Case Description
A 48-year-old woman with no comorbidities presented with maroon stools for 3 weeks.
She denied any previous GI bleed, alcohol or smoking consumption, or bleeding disorders.
The patient has not been on nonsteroidal anti-inflammatory drugs, antiplatelets, anticoagulants,
or corticosteroids. Prior esophagogastroduodenoscopies were inconclusive, though colonoscopy
showed blood in the colon and ileum without a source. She required multiple blood
transfusions; her hemoglobin was 40 g/L, white blood cell count was 9.9 × 109/L, platelet count was 302 × 109/L, and serum urea was 16.8 mmol/L. Other laboratory parameters and imaging were unremarkable.
Repeat esophagogastroduodenoscopy was normal, and repeat colonoscopy again revealed
only intraluminal blood. Computed tomography angiography was negative. Capsule endoscopy
localized bleeding to the proximal ileum. Double-balloon enteroscopy (DBE) identified
an actively bleeding large submucosal artery in the proximal ileum, 240 cm from the
gastroduodenal junction, consistent with DL ([Figs. 1] and [2]).

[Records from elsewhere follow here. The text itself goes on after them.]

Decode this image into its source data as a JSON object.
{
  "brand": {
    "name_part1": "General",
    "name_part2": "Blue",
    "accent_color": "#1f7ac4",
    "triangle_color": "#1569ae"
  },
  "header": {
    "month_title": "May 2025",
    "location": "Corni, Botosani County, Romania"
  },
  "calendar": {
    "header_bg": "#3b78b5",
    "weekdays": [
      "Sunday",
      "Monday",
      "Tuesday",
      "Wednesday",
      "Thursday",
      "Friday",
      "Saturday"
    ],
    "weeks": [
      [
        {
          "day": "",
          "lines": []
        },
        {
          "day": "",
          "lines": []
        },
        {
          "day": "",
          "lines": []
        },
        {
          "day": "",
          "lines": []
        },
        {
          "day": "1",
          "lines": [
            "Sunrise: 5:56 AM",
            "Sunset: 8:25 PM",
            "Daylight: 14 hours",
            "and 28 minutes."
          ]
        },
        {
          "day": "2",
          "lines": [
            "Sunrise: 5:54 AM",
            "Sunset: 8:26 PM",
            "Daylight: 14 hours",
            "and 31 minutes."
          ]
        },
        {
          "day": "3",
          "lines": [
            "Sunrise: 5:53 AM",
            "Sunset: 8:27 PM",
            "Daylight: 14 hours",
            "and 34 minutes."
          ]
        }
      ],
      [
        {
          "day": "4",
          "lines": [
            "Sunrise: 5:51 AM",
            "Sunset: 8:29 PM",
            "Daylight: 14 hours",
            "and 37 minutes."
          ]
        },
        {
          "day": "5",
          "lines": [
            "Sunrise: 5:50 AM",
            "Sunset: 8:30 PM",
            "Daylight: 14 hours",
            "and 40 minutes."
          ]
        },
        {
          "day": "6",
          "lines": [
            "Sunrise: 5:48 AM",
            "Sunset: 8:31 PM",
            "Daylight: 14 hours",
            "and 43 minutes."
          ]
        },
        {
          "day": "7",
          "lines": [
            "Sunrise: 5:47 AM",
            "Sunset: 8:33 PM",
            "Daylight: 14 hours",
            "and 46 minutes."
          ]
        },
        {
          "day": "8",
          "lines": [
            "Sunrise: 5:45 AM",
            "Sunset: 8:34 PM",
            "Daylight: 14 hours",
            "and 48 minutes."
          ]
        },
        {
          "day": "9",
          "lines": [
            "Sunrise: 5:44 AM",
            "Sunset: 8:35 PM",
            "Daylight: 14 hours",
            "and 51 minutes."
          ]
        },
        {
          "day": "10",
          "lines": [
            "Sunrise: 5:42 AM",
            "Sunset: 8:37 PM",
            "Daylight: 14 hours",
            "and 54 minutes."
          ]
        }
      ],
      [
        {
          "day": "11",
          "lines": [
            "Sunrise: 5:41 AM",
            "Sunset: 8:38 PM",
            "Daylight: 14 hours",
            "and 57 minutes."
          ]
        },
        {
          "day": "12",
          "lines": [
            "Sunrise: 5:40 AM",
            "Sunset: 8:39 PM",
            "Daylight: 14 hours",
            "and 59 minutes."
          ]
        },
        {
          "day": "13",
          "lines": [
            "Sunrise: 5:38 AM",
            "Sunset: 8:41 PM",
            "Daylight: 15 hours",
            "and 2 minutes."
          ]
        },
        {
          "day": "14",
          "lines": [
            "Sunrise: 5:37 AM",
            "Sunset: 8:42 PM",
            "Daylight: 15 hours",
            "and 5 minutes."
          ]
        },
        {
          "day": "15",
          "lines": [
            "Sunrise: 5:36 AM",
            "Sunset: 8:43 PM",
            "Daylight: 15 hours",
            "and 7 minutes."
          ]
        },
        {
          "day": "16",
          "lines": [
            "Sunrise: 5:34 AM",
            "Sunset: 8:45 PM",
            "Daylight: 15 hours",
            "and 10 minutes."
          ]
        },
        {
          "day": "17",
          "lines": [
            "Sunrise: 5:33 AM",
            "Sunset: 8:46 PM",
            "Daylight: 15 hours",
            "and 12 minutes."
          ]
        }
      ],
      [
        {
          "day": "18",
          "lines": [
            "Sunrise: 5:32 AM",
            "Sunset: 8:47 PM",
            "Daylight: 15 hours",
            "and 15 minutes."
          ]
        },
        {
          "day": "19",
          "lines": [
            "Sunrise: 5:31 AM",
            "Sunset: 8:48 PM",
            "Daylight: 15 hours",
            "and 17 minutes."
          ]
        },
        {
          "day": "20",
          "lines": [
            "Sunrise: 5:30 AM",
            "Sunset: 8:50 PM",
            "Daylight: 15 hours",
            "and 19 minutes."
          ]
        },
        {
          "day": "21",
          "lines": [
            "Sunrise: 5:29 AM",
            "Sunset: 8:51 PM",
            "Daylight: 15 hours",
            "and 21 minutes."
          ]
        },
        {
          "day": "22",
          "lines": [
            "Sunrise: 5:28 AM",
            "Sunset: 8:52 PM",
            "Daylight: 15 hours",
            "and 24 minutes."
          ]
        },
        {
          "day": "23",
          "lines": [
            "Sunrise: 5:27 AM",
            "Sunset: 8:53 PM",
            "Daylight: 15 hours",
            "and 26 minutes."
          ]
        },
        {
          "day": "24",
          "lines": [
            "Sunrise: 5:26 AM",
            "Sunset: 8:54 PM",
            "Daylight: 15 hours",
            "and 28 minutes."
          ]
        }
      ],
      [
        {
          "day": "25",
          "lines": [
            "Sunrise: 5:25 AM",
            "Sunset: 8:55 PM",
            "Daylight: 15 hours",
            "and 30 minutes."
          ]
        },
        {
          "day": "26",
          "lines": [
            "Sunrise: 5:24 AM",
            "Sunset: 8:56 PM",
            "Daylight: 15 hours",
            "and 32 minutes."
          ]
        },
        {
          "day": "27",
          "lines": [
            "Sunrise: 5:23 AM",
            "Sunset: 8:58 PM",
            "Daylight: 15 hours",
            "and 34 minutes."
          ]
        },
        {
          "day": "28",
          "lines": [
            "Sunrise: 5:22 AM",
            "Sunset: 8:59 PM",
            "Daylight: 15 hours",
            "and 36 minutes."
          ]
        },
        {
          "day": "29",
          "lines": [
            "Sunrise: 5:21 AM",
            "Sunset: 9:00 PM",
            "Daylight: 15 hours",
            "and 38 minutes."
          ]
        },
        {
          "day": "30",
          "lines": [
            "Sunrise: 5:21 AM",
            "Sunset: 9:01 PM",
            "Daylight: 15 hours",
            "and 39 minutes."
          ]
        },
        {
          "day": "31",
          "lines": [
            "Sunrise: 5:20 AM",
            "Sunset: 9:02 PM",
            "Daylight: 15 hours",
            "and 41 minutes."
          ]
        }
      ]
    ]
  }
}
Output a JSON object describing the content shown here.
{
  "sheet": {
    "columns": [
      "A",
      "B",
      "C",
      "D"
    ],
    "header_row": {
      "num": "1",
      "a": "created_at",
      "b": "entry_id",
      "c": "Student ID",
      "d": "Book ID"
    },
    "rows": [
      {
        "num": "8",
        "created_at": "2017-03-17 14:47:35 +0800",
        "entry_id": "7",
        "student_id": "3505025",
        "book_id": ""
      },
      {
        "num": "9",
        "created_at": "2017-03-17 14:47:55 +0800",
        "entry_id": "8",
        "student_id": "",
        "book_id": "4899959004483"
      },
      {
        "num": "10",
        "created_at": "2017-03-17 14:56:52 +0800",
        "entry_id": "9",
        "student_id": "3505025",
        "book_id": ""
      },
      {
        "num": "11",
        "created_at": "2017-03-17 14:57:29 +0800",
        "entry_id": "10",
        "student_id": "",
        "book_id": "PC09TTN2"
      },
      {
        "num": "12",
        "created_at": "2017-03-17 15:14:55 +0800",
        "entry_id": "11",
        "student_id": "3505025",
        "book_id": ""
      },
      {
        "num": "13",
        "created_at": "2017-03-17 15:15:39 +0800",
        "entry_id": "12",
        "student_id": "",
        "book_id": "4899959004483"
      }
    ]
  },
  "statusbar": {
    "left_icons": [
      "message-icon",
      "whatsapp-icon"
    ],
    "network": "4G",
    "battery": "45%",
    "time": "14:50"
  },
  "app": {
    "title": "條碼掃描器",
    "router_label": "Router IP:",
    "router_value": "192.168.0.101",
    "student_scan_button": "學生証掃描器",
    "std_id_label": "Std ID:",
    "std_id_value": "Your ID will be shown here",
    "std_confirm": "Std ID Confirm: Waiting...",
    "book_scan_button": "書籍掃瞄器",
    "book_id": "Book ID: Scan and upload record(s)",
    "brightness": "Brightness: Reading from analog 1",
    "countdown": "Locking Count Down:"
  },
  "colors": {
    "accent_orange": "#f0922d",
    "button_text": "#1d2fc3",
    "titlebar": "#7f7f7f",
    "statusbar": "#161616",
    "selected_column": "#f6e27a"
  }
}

Endoscopic hemostasis was achieved with a dual-modality approach—epinephrine injection
(1:10,000 dilution, 2 mL aliquots circumferentially) to reduce active spurting and
improve visualization, followed by deployment of single through-the-scope hemoclip
across the bleeding point to mechanically occlude the vessel ([Fig. 3]). The patient had no recurrence of bleeding, avoided surgery, and remains well at
12-month follow-up.
Fig. 1 Figure showing Dieulafoy's lesion in proximal ileum.
Fig. 2 Figure showing active bleed from the lesion.
Fig. 3 Hemoclip application for hemostasis.